13 Student Presentations III: Final Project Presentations
Conference-style final talks with in-class feedback: contribution, method, experiments, results, and limitations. Project repositories (code, text, and documentation) due one week later.

Policies

Use of AI tools

This is a course about LLMs; using LLMs and coding agents in your project work is encouraged and is itself a skill the course develops. Two rules apply. First, significant novelty: whatever tools are used, the submitted work must constitute a significant novel contribution by the team, in the problem formulation, the experimental design, and the findings; work whose substance could be produced by a single prompt to an off-the-shelf model does not meet the bar. Second, accountability: you are fully responsible for the correctness of every claim, number, and citation you submit, regardless of which tool produced it. Hallucinated references or unverified AI-generated results are treated as academic integrity violations.
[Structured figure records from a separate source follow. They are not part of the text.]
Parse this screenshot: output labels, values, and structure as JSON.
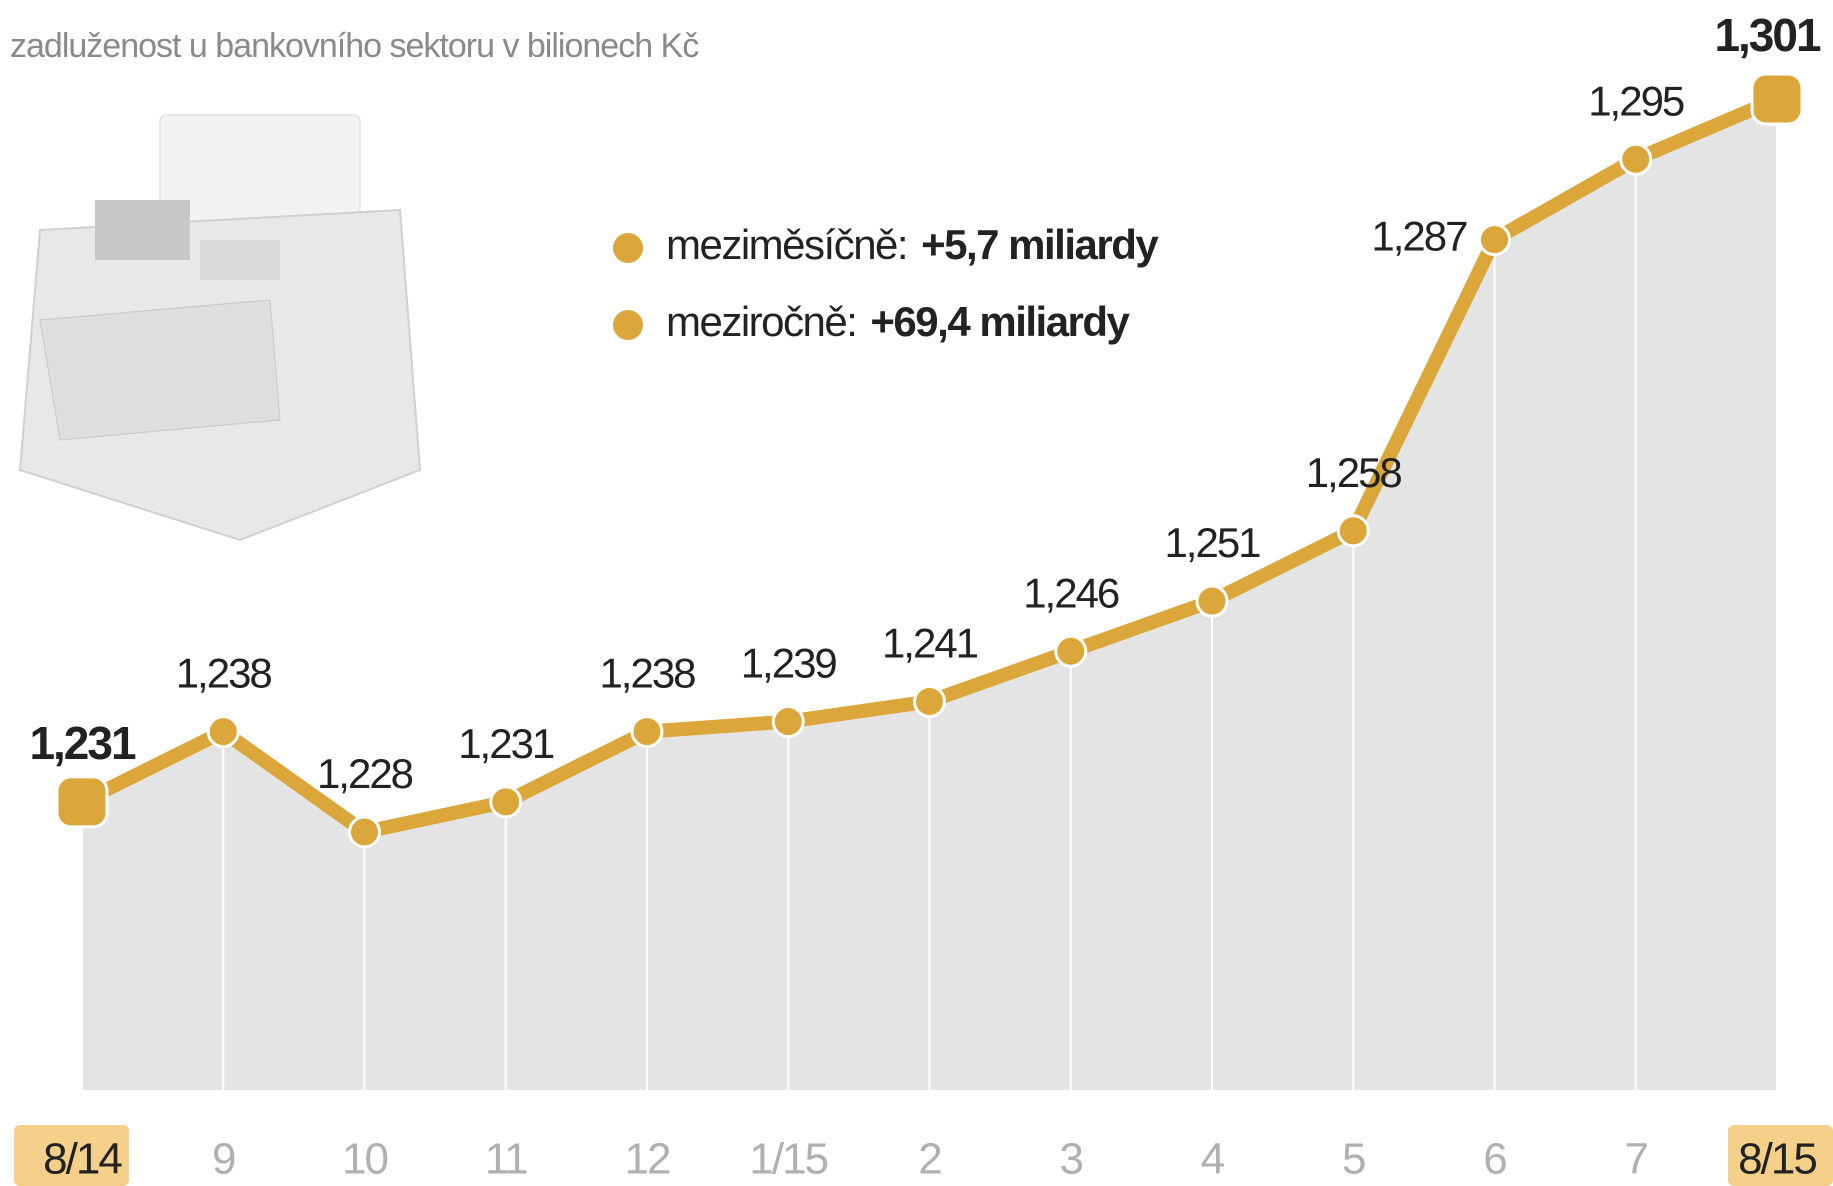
{
  "chart_data": {
    "type": "line",
    "subtitle": "zadluženost u bankovního sektoru v bilionech Kč",
    "categories": [
      "8/14",
      "9",
      "10",
      "11",
      "12",
      "1/15",
      "2",
      "3",
      "4",
      "5",
      "6",
      "7",
      "8/15"
    ],
    "values": [
      1.231,
      1.238,
      1.228,
      1.231,
      1.238,
      1.239,
      1.241,
      1.246,
      1.251,
      1.258,
      1.287,
      1.295,
      1.301
    ],
    "value_labels": [
      "1,231",
      "1,238",
      "1,228",
      "1,231",
      "1,238",
      "1,239",
      "1,241",
      "1,246",
      "1,251",
      "1,258",
      "1,287",
      "1,295",
      "1,301"
    ],
    "color": "#dba73a",
    "area_color": "#e4e4e4",
    "legend": [
      {
        "label": "meziměsíčně:",
        "value": "+5,7 miliardy"
      },
      {
        "label": "meziročně:",
        "value": "+69,4 miliardy"
      }
    ]
  }
}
Collaboration and integrity

Discussion across teams is encouraged; code, experiments, and writing must be the team's own. All experimental results reported in milestones and the repository documentation must be backed by runnable artifacts in the team's repository.


References

[1] A. Apartsin and Y. Aperstein, Building Language AI: From Tokens to Agents, 16th ed., 2026. Open access online at https://llmbook.apartsin.com; also available as an ebook at Amazon: https://www.amazon.com/dp/B0H1MQH23D.

Supplementary books

[2] S. Raschka, Build a Large Language Model (From Scratch). Manning Publications, 2024. ISBN 978-1633437166. Available at Amazon.

[3] J. Alammar and M. Grootendorst, Hands-On Large Language Models: Language Understanding and Generation. O'Reilly Media, 2024. ISBN 978-1098150969. Available at Amazon.

[4] C. Huyen, AI Engineering: Building Applications with Foundation Models. O'Reilly Media, 2025. ISBN 978-1098166304. Available at Amazon.